Every piece I ever [produced] I had the comfort of knowing, "This is my story and I am in a position to answer all the questions viewers or my bosses might have." Obviously, this is a position that has built-in management-reporter tension.

Because network TV news — with certain exceptions — has long expected the on-air correspondent to rely on the producer who reports the story?

Yes [and] the single worst trend I can think of in broadcast journalism then began [in the '80s] when networks started to save money by not even sending reporters to cover stories but purchasing a video of the story from local sources … In the Third World, that local source was the state broadcaster which meant the video you were getting had a political purpose for the most part.

Instead, you'd go?

After I'd left 'Nightline' I was gonna make a trip to Russia [which] demanded that I list every country I had visited during the period of my passport. It was 39 countries. So yes, join 'Nightline,' see the world.

How'd you and Koppel get along? 

Privately, Ted and I had virtually no relationship, but we both loved what the other did. Ted not only created one of the greatest news shows in television history [but] the greatest workplace …. One of his hard rules was, if it's your face and your byline you better have written every word of the story.

 You got a lot of airtime. 

 As Ted anchored more and more programs, he realized that if he took the occasional night off [from interviewing] and turned it into a [reported news program] the world wouldn't stop. That created opportunities for correspondents [and] Ted would frequently give me the whole show [including] a full hour to document the manifold implications of HIV/AIDS in Zimbabwe, which had wiped out a generation.


 

Why leave (in 2005)?

Well, I'm proud to say, Ted and I left on the same day. I was told they were gonna go in a new direction and it was one I wouldn't be caught dead doing. I was quite happy to leave.


 

You join Al-Jazeera as its top American anchor, then split after a couple years. Your post-mortem?

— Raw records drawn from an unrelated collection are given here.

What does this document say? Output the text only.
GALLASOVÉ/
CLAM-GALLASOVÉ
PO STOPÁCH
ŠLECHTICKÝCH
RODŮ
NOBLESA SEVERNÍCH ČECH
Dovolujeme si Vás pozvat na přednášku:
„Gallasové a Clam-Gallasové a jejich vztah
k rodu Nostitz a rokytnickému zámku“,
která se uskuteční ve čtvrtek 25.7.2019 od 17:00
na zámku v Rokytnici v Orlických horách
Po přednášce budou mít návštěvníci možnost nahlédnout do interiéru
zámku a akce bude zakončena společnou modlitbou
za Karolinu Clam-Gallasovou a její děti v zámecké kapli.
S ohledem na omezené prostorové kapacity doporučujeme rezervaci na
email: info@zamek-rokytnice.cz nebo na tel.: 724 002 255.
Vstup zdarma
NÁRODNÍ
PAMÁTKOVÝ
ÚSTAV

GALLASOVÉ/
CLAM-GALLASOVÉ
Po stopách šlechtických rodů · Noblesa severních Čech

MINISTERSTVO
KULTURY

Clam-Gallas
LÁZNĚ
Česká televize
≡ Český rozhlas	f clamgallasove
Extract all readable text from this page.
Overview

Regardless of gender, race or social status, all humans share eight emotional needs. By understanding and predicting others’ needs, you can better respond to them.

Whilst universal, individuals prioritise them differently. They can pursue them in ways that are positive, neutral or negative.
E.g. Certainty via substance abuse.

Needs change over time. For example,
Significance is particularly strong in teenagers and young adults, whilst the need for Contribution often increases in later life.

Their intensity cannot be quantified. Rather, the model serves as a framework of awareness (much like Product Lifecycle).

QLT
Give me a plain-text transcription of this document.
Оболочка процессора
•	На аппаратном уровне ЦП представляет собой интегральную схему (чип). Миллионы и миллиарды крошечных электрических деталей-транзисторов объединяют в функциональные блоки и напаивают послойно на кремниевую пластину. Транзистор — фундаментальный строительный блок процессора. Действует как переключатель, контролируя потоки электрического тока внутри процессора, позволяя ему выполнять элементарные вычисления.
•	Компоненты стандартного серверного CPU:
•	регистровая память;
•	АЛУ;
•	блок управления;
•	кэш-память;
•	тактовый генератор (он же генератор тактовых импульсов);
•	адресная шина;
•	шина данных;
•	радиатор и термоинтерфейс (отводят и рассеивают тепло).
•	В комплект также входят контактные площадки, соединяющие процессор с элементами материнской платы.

 It broke my heart because they were shooting themselves in the foot journalistically by assuming a kind of political position that didn't always apply and there was a tendency to view the United States as more corrupt … The exaggeration often got in the way of really informed reporting and I would call them out on this … In retrospect [going there] was a mistake and you could call it a career killer because people don't really want to hire alumni of Al-Jazeera [but] I don't regret going.

Dave Marash, a longtime anchor on WCBS and WABC as...

Dave Marash, a longtime anchor on WCBS and WABC as well as on Nightline, currently lives in retirement in New Mexico. Shown with his dog on his sprawling ranch. Credit: Clarke Conde

"Here and There," your podcast, seems like one of your proudest achievements. True?

I try to do stories that are of local and regional interest but also wider interest, which guarantees me that every week I'm going to have three really stimulating and somewhat demanding conversations. 


 

It's a tremendously difficult moment for journalism — the "fake news" nonsense, the cutbacks, the challenge of covering two global crises. Yet great journalism informs and inspires. What most inspired you? 

You get to deal with a lot of war criminals and truly awful people but you also get to meet some of the greatest people in the world, and Ibadete Thaqi [who as a girl lost both legs to a Serbian booby trap] was one of those. She went to the Hospital for Special Surgery in Manhattan where she was outfitted with prosthetics [and then] they trained her how to make and fit them. The hospital later hired her [and] she now has two beautiful children … She's a real New Yorker down to the core and to see her maneuver with her two canes onto a crowded subway is really a heart-lifting sight. That is probably my single favorite "Nightline" story.